Osteogenic protein-1 enhances phenotypic expression in ros 17/2.8
cells.
Kitten, Allison M., John C. Lee, and Merle S. Olson.
Department of Biochemistry, University of Texas Health Science
Center, 7703 Floyd Curl Drive, San Antonio, Texas 78284-7760
APStracts 2:0148E, 1995.
Osteogenic protein-1 (OP-1) stimulates bone morphogenesis in vivo and
modulates osteoblast growth and differentiation in vitro. Treatment
of ROS 17/2.8 cells with OP-1 resulted in a time- and concentration
-dependent inhibition of [3H]thymidine incorporation. In contrast, OP
-1 treatment stimulated phenotypic differentiation in ROS 17/2.8
cells, as indicated by enhanced 1) alkaline phosphatase activity (4
-fold); 2) alkaline phosphaste mRNA (5-fold); 3) parathyroid hormone
receptor mRNA (2-fold), and 4) parathyroid hormone-stimulated cAMP
accumulation (2-fold). OP-1-induced changes in cell growth and gene
expression were sensitive to cycloheximide and actinomycin D.

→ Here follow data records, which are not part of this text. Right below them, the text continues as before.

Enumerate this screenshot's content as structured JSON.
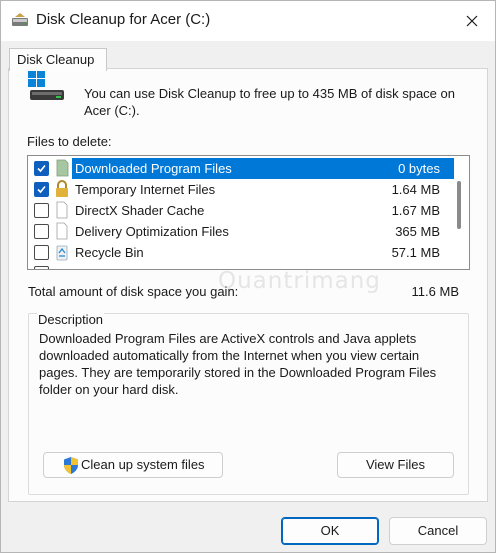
{
  "window": {
    "title": "Disk Cleanup for Acer (C:)",
    "tab_label": "Disk Cleanup"
  },
  "intro_text": "You can use Disk Cleanup to free up to 435 MB of disk space on Acer (C:).",
  "files_to_delete_label": "Files to delete:",
  "file_list": [
    {
      "name": "Downloaded Program Files",
      "size": "0 bytes",
      "checked": true,
      "selected": true,
      "icon": "folder-icon"
    },
    {
      "name": "Temporary Internet Files",
      "size": "1.64 MB",
      "checked": true,
      "selected": false,
      "icon": "lock-icon"
    },
    {
      "name": "DirectX Shader Cache",
      "size": "1.67 MB",
      "checked": false,
      "selected": false,
      "icon": "file-icon"
    },
    {
      "name": "Delivery Optimization Files",
      "size": "365 MB",
      "checked": false,
      "selected": false,
      "icon": "file-icon"
    },
    {
      "name": "Recycle Bin",
      "size": "57.1 MB",
      "checked": false,
      "selected": false,
      "icon": "recycle-bin-icon"
    }
  ],
  "total": {
    "label": "Total amount of disk space you gain:",
    "value": "11.6 MB"
  },
  "description": {
    "title": "Description",
    "text": "Downloaded Program Files are ActiveX controls and Java applets downloaded automatically from the Internet when you view certain pages. They are temporarily stored in the Downloaded Program Files folder on your hard disk."
  },
  "buttons": {
    "cleanup": "Clean up system files",
    "view_files": "View Files",
    "ok": "OK",
    "cancel": "Cancel"
  },
  "watermark": "Quantrimang",
  "colors": {
    "selection": "#0078d7",
    "checkbox_checked": "#0f5fbf",
    "ok_border": "#0067c0"
  }
}
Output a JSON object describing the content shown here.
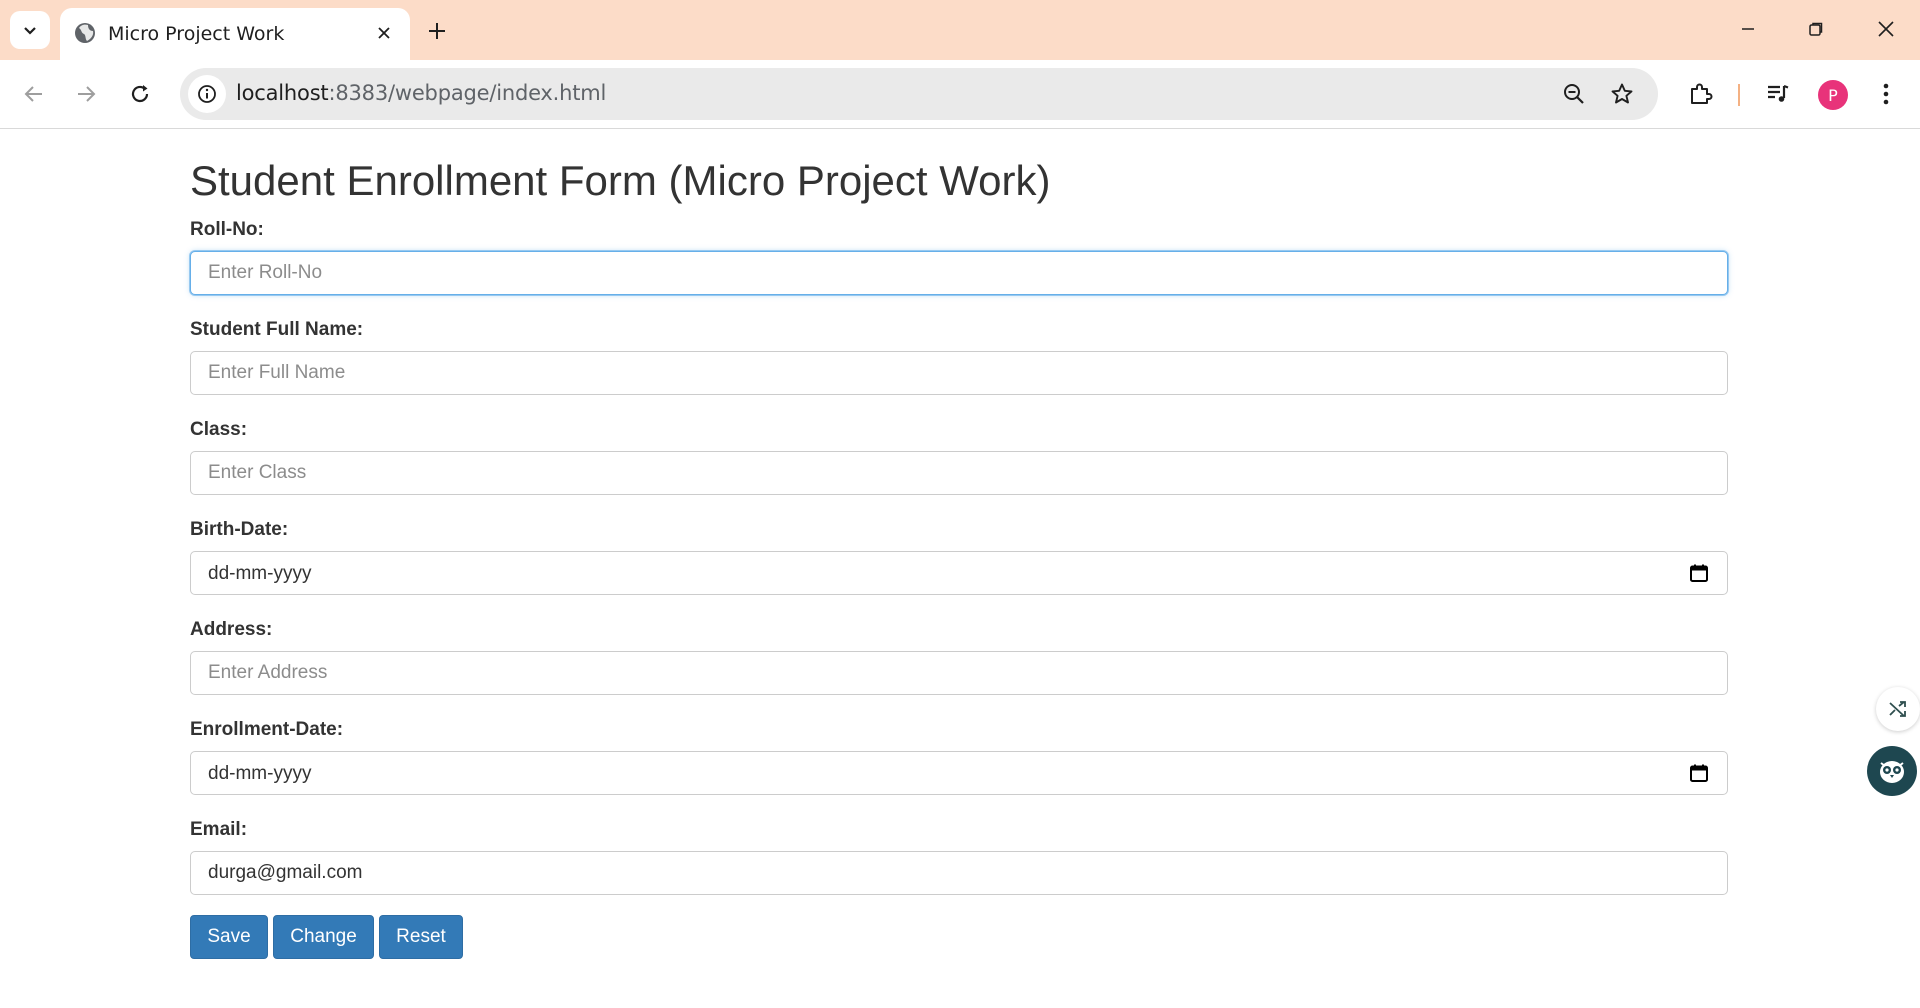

Measurement of [3H]thymidine incorporation and alkaline phosphatase
activity in situ revealed heterogeneity in the cellular responses to
OP-1. Proliferating cells exhibited less alkaline phosphatase
activity than non-proliferating cells, while cells expressing high
levels of alkaline phosphatase incorporated little [3H]thymidine. Our
data delineating the responses of mature, differentiated osteoblasts
to OP-1 suggest that potentiation of osteoblast differentiated
function is an important component of bone morphogenesis in vivo .
Received 7 February 1995; accepted in final form 22 June 1995.
APS Manuscript Number E55-5.
Article publication pending Am. J. Physiol. (Endocrinol. Metab.).
ISSN 1080-4757 Copyright 1995 The American Physiological Society.
Published in APStracts on 18 July 1995.